For some comparisons, think about the fact that Semitic languages are traditionally written without bothering to indicate the vowels, or that while modern English has a phonemic distinction between voiced and unvoiced fricatives, this has a very uneven correspondence to the same distinction as it exists in the writing system. In the case of the interdental fricatives, the writing system does not even contemplate a distinction. And there's nothing particularly problematic about this; if you delete all the voicing information from a stretch of English speech, it stays about as intelligible as it was before. (A voicing difference in stops is not even audible to English speakers. It's audible in fricatives, but no one is going to be confused.)

x1798DE captured my intent well. For example, tonal languages like Mandarin or Cantonese may be more difficult to decode if vocal cords aren’t vibrating, and languages with more phonemes that have both a voiced and unvoiced version might be more difficult. I still think decoding will be possible for general language, but that’s a hypothesis whereas I know it’s true for English.
> and languages with more phonemes that have both a voiced and unvoiced version might be more difficult.
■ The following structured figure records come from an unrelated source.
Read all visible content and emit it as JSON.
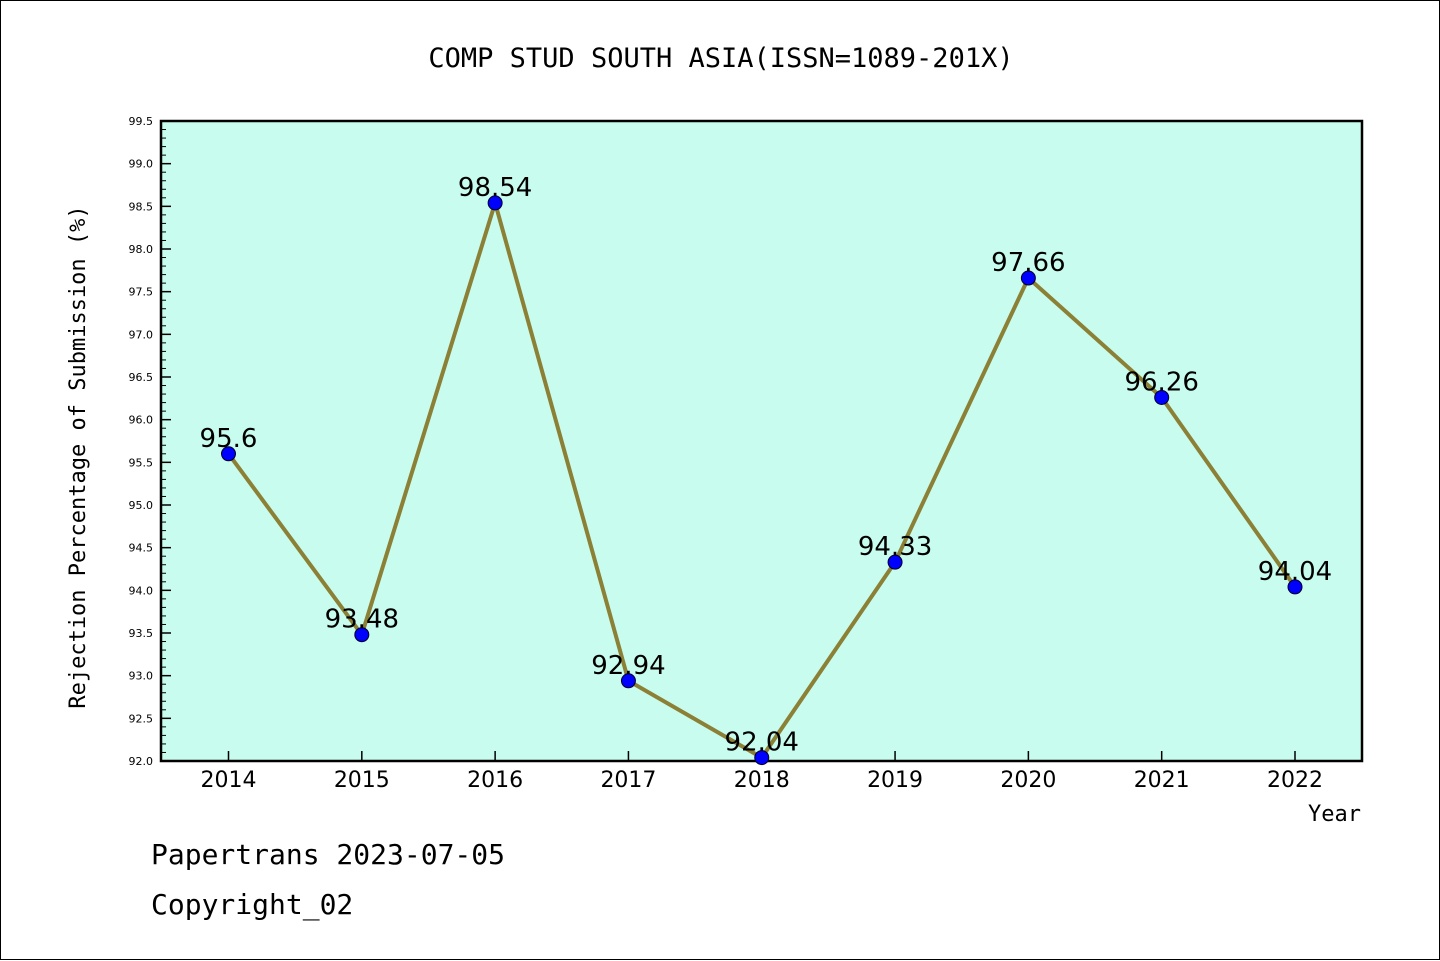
{
  "chart_data": {
    "type": "line",
    "title": "COMP STUD SOUTH ASIA(ISSN=1089-201X)",
    "xlabel": "Year",
    "ylabel": "Rejection Percentage of Submission (%)",
    "categories": [
      "2014",
      "2015",
      "2016",
      "2017",
      "2018",
      "2019",
      "2020",
      "2021",
      "2022"
    ],
    "values": [
      95.6,
      93.48,
      98.54,
      92.94,
      92.04,
      94.33,
      97.66,
      96.26,
      94.04
    ],
    "data_labels": [
      "95.6",
      "93.48",
      "98.54",
      "92.94",
      "92.04",
      "94.33",
      "97.66",
      "96.26",
      "94.04"
    ],
    "ylim": [
      92.0,
      99.5
    ],
    "yticks": [
      "92.0",
      "92.5",
      "93.0",
      "93.5",
      "94.0",
      "94.5",
      "95.0",
      "95.5",
      "96.0",
      "96.5",
      "97.0",
      "97.5",
      "98.0",
      "98.5",
      "99.0",
      "99.5"
    ],
    "grid": false,
    "legend": "none",
    "colors": {
      "plot_background": "#c8fcee",
      "line": "#8b8035",
      "marker": "#0000ff"
    }
  },
  "footer": {
    "line1": "Papertrans 2023-07-05",
    "line2": "Copyright_02"
  }
}
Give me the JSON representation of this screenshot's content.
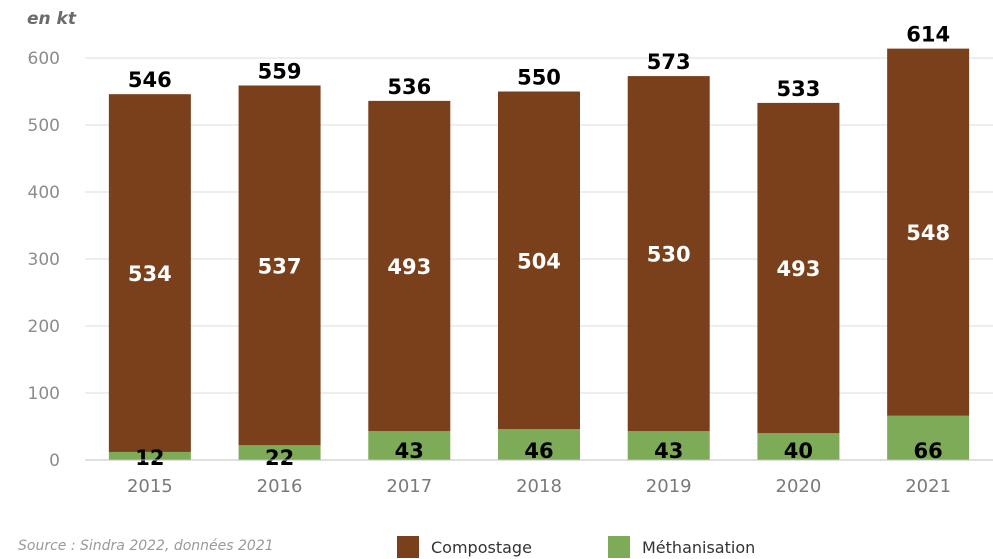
{
  "chart_data": {
    "type": "bar",
    "stacked": true,
    "unit_label": "en kt",
    "categories": [
      "2015",
      "2016",
      "2017",
      "2018",
      "2019",
      "2020",
      "2021"
    ],
    "series": [
      {
        "name": "Méthanisation",
        "values": [
          12,
          22,
          43,
          46,
          43,
          40,
          66
        ],
        "color": "#7dab58"
      },
      {
        "name": "Compostage",
        "values": [
          534,
          537,
          493,
          504,
          530,
          493,
          548
        ],
        "color": "#7a401c"
      }
    ],
    "totals": [
      546,
      559,
      536,
      550,
      573,
      533,
      614
    ],
    "ylim": [
      0,
      600
    ],
    "yticks": [
      0,
      100,
      200,
      300,
      400,
      500,
      600
    ],
    "grid": true,
    "legend_position": "bottom",
    "xlabel": "",
    "ylabel": ""
  },
  "source": "Source : Sindra 2022, données 2021"
}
I had the understanding that English is unusually rich in phonemes that occur in both a voiced and unvoiced version. But as I've mentioned sidethread, this just isn't very significant as far as transcribing English goes.

English has an almost full series of stop and fricative phonemes that exhibit voicing contrasts:

- Bilabial, alveolar, and velar stops /p, b, t, d, k, g/, though the distinction between /t/ and /d/ disappears intervocalically in American English. [In practice, English speakers differentiate these phonemes more by the contrast of aspiration than by the contrast of voicing.]

- Interdental, labiodental, alveolar, palatal, but generally not velar, fricatives /θ, ð, f, v, s, z, ʃ, ʒ/, along with palatal affricates /tʃ, dʒ/.

- Nasals and approximants are always voiced.

Compare a language like Mandarin Chinese, where there are between zero and one pairs of phonemes that contrast by voicing (the sound represented by pinyin "r" may be a voiced fricative otherwise equivalent to "sh", or it may be an approximant; there is no contrasting voiceless approximant), or Spanish, where only the stops feature this contrast.

What are the languages that have more voicing contrasts than English does? It would almost be necessary for such a language to distinguish between voiced and unvoiced vowels. (Some quick research suggests that Icelandic at least has a comparable number of voicing contrasts, but it is not obviously more than English and appears to be actively shrinking.)

> tonal languages like Mandarin or Cantonese may be more difficult to decode if vocal cords aren’t vibrating

More difficult, yes, but in the sense that decoding may take more computation, not that the error rate will go up.

Again, we can already observe that e.g. Mandarin speakers do not have trouble understanding text that carries no information about tone, nor do they have trouble understanding songs, where lexical tone is overridden by the melody of the song.

(What happens here depends what you mean. If you want to decode speech into pinyin with tone marks omitted, the lack of ability to measure tones will fail to be a problem by definition. If you want to decode into Chinese characters, you'll need a robust model of the language, at which point lack of tones will also fail to be a problem - the language model will cover for it. If you want to decode into pinyin with tone marks, you won't be able to do that without using a language model.)